Busa sabun menari-nari di atas tubuh tanpa busana tersebut. Tubuh bagian atas ga kalah mulus dari kedua kakinya. Dari samping, gw bisa liat otot perut yang jelas terlatih, namun ga sampe jadi kekar terlalu berlebihan. Masih dalam batas proporsional Bellatean wanita. ‘Bemper depannya’ bulat sempurna. Kedua tangan terangkat lagi meratakan shampo ke rambut coklat panjang, bikin ‘senjata pamungkas’ tersebut makin keliatan menggiurkan.
Wew, dibikin nganga pagi-pagi. Ini masih mimpi deh kayanya, antara yakin atau enggak, kenyataan atau bukan, ada bidadari mandi di kamar mandi gw. Tadinya pengen langsung terkam, sebelum pandangan mata naik lagi ke muka manisnya yang kaget gara-gara pintu kamar mandi tiba-tiba terbuka. Bola mata coklat itupun menunjukkan kegeraman pas kita beradu pandang.
“GUOBLOOOOOKK!” Teriaknya spontan.
GLEPOK!
“FWWAATT DE FWAAKK?!” Respon gw, ga sempat bereaksi kena fatality.
Pukulan ekstra pedas barusan cukup untuk bikin gw kejengkang beberapa meter ke belakang, dan errr… meninggalkan gw dalam keadaan rahang hampir lepas. Ada asap-asap gitu keluar dari bekas pukulan tadi, kaya di kartun. Anjiiirr perempuan Bellato pada makan apaan sih? Kuat-kuat amat perasaan. Seketika dia langsung banting pintu kamar mandi.
“KALO MAU KE KAMAR MANDI KETOK DULU DONG, GILA!” Lagi, teriakannya terdengar nyaring dari balik pintu.
“LAH?! ELU YANG GILA! NGAPAIN MANDI DI KAMAR MANDI ORANG!?” Balas gw ga kalah kesal gegara anak ini seenaknya aja menerobos wilayah privasi orang. Pake mandi segala pula.
Seketika, pintu kamar mandi terbuka lagi. Perempuan bersurai coklat panjang keluar. Kali ini handuk melilit keseksian tubuhnya. Bulir-bulir air masih tersisa di sekujur tubuh dan menetes dari rambutnya yang tampak basah.

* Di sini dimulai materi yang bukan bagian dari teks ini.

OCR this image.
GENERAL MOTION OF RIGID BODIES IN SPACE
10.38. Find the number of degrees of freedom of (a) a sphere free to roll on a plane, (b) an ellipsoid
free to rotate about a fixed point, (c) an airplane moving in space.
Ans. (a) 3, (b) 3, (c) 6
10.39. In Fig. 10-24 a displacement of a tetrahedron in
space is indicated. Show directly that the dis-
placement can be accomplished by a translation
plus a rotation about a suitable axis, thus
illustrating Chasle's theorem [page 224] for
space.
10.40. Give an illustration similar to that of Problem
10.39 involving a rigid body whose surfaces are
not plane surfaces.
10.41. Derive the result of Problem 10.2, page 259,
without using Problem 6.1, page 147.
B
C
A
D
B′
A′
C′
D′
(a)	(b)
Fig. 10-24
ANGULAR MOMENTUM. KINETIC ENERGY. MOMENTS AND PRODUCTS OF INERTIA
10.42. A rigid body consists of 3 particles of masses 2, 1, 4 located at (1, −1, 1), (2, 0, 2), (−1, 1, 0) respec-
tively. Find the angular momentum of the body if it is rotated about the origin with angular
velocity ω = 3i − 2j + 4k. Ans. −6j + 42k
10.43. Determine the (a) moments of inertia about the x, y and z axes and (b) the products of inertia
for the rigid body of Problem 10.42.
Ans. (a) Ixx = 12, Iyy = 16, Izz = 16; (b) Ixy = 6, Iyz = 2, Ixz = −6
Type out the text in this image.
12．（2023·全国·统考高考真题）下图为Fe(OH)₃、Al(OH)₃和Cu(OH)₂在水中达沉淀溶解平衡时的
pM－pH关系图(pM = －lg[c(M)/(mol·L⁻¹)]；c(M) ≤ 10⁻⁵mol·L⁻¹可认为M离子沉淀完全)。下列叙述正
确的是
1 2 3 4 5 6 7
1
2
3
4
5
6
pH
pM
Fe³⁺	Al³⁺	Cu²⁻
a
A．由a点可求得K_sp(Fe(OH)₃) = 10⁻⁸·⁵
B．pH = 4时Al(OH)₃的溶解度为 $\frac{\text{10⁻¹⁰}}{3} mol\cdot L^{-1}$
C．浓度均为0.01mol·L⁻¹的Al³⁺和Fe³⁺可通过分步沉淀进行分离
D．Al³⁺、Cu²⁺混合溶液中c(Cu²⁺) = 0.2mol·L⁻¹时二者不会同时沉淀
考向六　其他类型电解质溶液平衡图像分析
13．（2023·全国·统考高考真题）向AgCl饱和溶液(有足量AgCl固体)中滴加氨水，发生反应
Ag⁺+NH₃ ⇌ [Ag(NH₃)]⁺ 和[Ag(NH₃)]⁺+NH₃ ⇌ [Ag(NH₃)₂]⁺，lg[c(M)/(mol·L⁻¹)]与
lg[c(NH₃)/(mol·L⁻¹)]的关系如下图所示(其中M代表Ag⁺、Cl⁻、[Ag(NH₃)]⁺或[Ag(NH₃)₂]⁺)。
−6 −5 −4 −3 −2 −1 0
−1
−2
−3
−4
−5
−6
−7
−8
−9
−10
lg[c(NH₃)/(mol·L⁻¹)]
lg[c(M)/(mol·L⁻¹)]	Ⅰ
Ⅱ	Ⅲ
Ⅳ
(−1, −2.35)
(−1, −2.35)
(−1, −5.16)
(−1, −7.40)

“Mampus gw…” Bisik gw panik, karena dia berdiri sembari memanggul senapan runduk hitam sepanjang 1550 mm kesayangan di bahunya. Pinvlad SVR-3 Lightning Strike, berkaliber 12,7 x 108 mm. “Ehehhe.. Ka, kok lu mandi bawa-bawa gituan sih?” Gw ketawa kecil, berusaha menutupi ketegangan yang tiba-tiba menjalar.
Tatapannya datar ga ada ekspresi, “Buat ratain tukang intip macam lu…” Dia mengarahkan laras senapan ke gw. Yupp, entering devil mode. Daayyum!
ZJJEDDUURR!
Tanpa ragu, jarinya menarik pelatuk. Suara menggelegar bak sambaran petir terdengar sampe ke mana tau.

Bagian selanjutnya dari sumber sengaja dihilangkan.